March 4, 2017 - June 25, 2017

Cecelia Condit - Giraffe and Zebra
Cecelia Condit, Tales of a Future Past (2017), video still.

Opening reception: Saturday, March 4, 2017, 3-5 pm
Free and open to the public.

Bird walk with Cecelia Condit & Chuck Stebelton: Sunday, April 23, 2017, 8:30-10 am
Click here for more information.

Fear and displacement are central to Cecelia Condit's work, which dissects the entanglements that connect self, society, and the natural world. Condit is a storyteller, particularly of psychologically inflected contemporary fairy tales, whose work--like all the best fairy tales--oscillates between beauty and the grotesque, innocence and cruelty. Her videos document the frailty of personal identity in the face of the primordial unknown that sits just outside the frame, a charged space loaded with irony and danger.

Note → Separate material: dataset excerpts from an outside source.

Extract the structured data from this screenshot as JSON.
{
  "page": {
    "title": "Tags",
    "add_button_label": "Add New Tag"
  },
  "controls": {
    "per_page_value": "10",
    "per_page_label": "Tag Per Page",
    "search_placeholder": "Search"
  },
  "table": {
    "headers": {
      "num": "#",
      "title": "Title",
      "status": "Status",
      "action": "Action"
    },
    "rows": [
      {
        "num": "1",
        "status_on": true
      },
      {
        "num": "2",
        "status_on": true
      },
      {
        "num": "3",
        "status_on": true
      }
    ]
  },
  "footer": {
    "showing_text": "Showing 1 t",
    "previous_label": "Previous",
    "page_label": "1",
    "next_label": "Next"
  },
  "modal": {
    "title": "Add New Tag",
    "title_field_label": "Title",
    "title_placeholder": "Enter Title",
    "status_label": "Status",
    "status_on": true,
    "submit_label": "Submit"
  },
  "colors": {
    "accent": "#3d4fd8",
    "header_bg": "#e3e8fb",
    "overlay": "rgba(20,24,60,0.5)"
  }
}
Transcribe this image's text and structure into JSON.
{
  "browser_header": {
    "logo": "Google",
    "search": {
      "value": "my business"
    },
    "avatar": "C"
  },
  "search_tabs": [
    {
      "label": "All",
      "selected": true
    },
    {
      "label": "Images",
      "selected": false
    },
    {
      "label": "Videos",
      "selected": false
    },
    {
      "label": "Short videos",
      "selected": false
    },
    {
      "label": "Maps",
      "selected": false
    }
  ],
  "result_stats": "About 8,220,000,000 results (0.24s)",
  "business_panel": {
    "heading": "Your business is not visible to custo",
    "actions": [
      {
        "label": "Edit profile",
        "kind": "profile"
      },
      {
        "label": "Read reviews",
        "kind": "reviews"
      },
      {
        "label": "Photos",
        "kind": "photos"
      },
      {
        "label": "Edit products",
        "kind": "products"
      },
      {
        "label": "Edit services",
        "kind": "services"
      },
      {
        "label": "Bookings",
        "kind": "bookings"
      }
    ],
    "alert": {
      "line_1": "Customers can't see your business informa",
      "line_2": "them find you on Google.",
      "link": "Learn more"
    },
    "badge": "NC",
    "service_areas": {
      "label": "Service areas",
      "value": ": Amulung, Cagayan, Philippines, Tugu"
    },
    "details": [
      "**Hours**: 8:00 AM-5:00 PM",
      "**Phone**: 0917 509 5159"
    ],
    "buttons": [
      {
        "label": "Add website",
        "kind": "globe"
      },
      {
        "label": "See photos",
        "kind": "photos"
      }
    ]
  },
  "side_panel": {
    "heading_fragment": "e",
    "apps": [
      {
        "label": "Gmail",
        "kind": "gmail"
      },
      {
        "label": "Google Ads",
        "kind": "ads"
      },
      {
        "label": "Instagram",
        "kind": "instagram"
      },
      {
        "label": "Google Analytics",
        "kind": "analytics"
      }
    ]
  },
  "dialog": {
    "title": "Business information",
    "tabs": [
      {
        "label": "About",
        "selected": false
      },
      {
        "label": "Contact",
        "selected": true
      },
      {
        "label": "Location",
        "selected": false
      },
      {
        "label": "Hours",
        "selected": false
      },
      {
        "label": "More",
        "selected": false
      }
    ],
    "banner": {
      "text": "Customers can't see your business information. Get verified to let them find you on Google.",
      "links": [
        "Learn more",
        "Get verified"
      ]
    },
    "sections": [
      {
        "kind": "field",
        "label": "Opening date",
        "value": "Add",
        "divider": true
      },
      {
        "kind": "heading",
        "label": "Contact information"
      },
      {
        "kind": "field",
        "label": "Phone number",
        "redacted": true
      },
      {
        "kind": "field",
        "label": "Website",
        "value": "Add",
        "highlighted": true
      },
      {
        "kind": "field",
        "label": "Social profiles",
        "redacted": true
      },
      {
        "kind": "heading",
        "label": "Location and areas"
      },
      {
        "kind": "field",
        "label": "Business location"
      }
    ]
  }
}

Condit's exhibition at Lynden reflects her increasing interest in landscape and the natural world. Her most recent two-channel installation, Tales of a Future Past (2017), explores extinction through the story of a lone giraffe who collects small animal forms that evoke treasured memories, hope, innocence, and grief. When an aggressive zebra crosses her path, the giraffe’s fragile world is threatened. In Tales, Condit considers time and space in relation to landscape and our planet, moving from the insistently personal to the universal, and from fairy tale to myth. Also on view will be virtuosic photographs that subvert scale and time to create fictitious landscapes.

The Milwaukee Journal Sentinel reviews the exhibition here.

About the Artists

Cecelia Condit has shown internationally in festivals, museums and alternative spaces and is represented in collections including the Museum of Modern Art in New York and Centre Georges Pompidou Musee National d'Art Moderne, Paris, France. She has received numerous awards including grants from the Guggenheim Foundation, American Film Institute, National Endowment for the Arts, and the Greater Milwaukee Foundation's Mary L. Nohl Fund Fellowship for Individual Artists. She is currently a professor in the Department of Film, Video, Animation and New Genres at the University of Wisconsin-Milwaukee.

Renato Umali (composer, Tales of a Future Past) is a graduate of Northwestern University's School of Music, where he studied piano performance and analog and digital synthesis. In 2003, he earned a master's degree in Film from the University of Wisconsin-Milwaukee's Peck School of the Arts. He currently conducts piano lessons at home and at the Brass Bell Music Store, and teaches film courses, including one studying and constructing film scores, for the UWM Film Department.